= Elina Berglund =

Swedish physicist and entrepreneur

Elina Berglund Scherwitzl (born 1984) is a Swedish particle physicist and entrepreneur who, together with her husband Raoul Scherwitzl, has developed an app to indicate the days when a woman is most fertile. It can be used both for birth control and for planning a family. The app is marketed as Natural Cycles, which is also the name of the company the couple founded to produce it in 2013.

==Biography==
Born in 1984, Elina Berglund was raised in Malmö in southern Sweden. Her father is a professor of medicine, but both he and her mother are entrepreneurs, running several companies together. She began to be interested in physics at the age of five when her father talked to her about the universe. She went on to study engineering physics at the Lund Institute of Technology, receiving a master of science degree in 2008. She then spent three years at the University of Geneva, culminating in a PhD in elementary particle physics in 2011. In parallel with her studies, she collaborated in the ATLAS project at CERN, working with a team that would win the Nobel Prize for the discovery of the Higgs boson particle at CERN.

One month after the announcement of Higgs boson discovery in the summer of 2012, Berglund left CERN as the experiment facility was closing for an upgrade over the next two years. She married her physicist colleague Raoul Scherwitzl and the couple started to think about raising a family. After deciding to stop using the contraceptive pill, she began to analyse her body temperature in order to reveal the days when she was most fertile. "I wanted to give my body a break from the pill," she explained, "but I couldn't find any good forms of natural birth control, so I wrote an algorithm for myself." With her husband's encouragement, this led her to develop a fertility app, suitable for use by any woman.
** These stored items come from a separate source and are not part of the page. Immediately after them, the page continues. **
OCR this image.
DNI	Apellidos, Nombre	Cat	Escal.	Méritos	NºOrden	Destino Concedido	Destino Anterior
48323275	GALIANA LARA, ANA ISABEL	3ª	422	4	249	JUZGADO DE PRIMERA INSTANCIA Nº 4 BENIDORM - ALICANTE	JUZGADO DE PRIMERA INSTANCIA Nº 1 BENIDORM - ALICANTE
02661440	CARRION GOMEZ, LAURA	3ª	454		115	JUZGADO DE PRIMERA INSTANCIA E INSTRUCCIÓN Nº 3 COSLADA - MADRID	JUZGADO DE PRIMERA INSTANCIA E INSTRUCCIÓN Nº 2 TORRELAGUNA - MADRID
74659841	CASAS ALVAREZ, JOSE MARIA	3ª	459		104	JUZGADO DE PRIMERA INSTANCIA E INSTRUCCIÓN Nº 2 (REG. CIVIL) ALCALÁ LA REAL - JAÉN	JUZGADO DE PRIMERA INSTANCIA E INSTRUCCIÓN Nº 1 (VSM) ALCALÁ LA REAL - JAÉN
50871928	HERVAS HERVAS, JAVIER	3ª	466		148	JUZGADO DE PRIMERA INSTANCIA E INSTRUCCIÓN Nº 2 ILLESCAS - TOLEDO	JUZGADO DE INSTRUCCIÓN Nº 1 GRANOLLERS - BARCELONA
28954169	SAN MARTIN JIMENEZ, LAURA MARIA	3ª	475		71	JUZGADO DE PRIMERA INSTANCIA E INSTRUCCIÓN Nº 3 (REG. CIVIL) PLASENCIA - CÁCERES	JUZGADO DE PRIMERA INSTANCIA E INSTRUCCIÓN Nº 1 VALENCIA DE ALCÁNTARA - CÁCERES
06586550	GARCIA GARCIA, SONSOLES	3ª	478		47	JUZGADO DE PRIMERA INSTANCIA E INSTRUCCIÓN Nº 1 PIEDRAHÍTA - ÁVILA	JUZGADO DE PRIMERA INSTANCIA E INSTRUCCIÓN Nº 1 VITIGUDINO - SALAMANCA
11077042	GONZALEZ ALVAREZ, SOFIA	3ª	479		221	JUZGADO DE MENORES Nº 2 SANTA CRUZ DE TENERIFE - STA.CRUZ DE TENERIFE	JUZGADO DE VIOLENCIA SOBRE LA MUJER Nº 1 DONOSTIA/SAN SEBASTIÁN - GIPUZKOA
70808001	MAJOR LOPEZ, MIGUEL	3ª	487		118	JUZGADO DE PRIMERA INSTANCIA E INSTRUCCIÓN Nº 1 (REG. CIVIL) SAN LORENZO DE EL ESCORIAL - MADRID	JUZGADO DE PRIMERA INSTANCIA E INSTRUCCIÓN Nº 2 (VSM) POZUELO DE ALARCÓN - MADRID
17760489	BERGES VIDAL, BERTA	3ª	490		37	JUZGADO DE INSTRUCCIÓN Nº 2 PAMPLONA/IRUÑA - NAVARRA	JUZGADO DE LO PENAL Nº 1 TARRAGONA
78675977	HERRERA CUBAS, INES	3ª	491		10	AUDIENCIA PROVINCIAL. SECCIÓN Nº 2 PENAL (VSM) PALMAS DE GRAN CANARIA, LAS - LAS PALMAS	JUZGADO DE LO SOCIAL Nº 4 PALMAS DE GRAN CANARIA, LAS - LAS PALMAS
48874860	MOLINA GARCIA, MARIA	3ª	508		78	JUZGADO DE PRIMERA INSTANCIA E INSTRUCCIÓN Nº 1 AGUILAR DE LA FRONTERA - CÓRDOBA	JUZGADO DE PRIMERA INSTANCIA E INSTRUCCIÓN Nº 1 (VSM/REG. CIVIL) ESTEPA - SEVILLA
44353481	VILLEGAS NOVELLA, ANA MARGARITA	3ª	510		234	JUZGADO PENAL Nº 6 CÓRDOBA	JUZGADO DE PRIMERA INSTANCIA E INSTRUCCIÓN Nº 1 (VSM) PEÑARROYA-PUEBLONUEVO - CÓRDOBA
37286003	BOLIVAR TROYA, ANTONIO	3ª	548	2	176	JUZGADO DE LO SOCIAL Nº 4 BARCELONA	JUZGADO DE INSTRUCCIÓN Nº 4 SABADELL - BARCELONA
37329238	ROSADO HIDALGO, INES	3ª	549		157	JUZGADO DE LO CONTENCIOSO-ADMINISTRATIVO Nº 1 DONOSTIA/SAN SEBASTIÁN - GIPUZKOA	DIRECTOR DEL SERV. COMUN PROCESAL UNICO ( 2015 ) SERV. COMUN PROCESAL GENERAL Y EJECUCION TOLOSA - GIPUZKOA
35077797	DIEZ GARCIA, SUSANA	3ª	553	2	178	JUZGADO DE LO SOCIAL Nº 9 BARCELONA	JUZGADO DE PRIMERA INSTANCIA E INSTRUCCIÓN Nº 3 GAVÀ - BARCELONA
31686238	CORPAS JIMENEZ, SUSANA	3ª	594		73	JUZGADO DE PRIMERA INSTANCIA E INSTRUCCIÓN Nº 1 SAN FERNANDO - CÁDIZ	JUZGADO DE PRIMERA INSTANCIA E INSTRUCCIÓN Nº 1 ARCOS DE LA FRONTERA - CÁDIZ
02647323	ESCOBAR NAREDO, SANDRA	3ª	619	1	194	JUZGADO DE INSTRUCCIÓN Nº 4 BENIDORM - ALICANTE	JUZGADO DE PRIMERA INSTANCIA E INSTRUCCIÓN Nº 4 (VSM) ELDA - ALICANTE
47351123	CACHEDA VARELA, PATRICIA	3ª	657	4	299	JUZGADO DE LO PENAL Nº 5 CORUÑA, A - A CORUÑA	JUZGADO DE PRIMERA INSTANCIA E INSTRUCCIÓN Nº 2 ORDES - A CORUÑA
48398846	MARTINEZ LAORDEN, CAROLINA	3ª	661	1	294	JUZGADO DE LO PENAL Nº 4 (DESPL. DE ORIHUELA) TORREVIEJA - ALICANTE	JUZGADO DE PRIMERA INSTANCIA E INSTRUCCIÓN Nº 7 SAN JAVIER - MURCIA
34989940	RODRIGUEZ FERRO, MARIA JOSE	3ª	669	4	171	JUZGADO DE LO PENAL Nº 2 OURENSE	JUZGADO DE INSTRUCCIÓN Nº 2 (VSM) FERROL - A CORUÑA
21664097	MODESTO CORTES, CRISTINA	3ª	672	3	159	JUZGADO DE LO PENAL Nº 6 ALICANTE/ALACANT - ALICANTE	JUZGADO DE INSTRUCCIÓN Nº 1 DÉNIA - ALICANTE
The couple gave up their physics jobs and moved to Sweden to concentrate on developing and marketing the app, founding the company Natural Cycles in 2013. They successfully used the app to plan the birth of their daughter. Although they began to market the product in 2014 with approval from the Swedish Medicinal Products Agency, they ran into trouble the following year when the agency revoked approval, forcing them to remove any reference to contraception in marketing the app. It was only in February 2017 that they finally received approval from the German inspection and certification organisation Tüv Süd, allowing them to market the product throughout Europe. It was the first time a technical device of this type had been approved for contraception anywhere in the world.

When asked by Mimmi Rito of Visma whether she intended to spend her life working on the app, she replied: "No, but I think I will always work with something involving data, analysing data, drawing conclusions, applying data to something or other. It does not need to be physical, it does not need to be contraception, but that's the common denominator now, and I think it will always continue to be."

==Awards==
In 2015, Berglund received the Women in Tech Foundation's Entrepreneurial Award.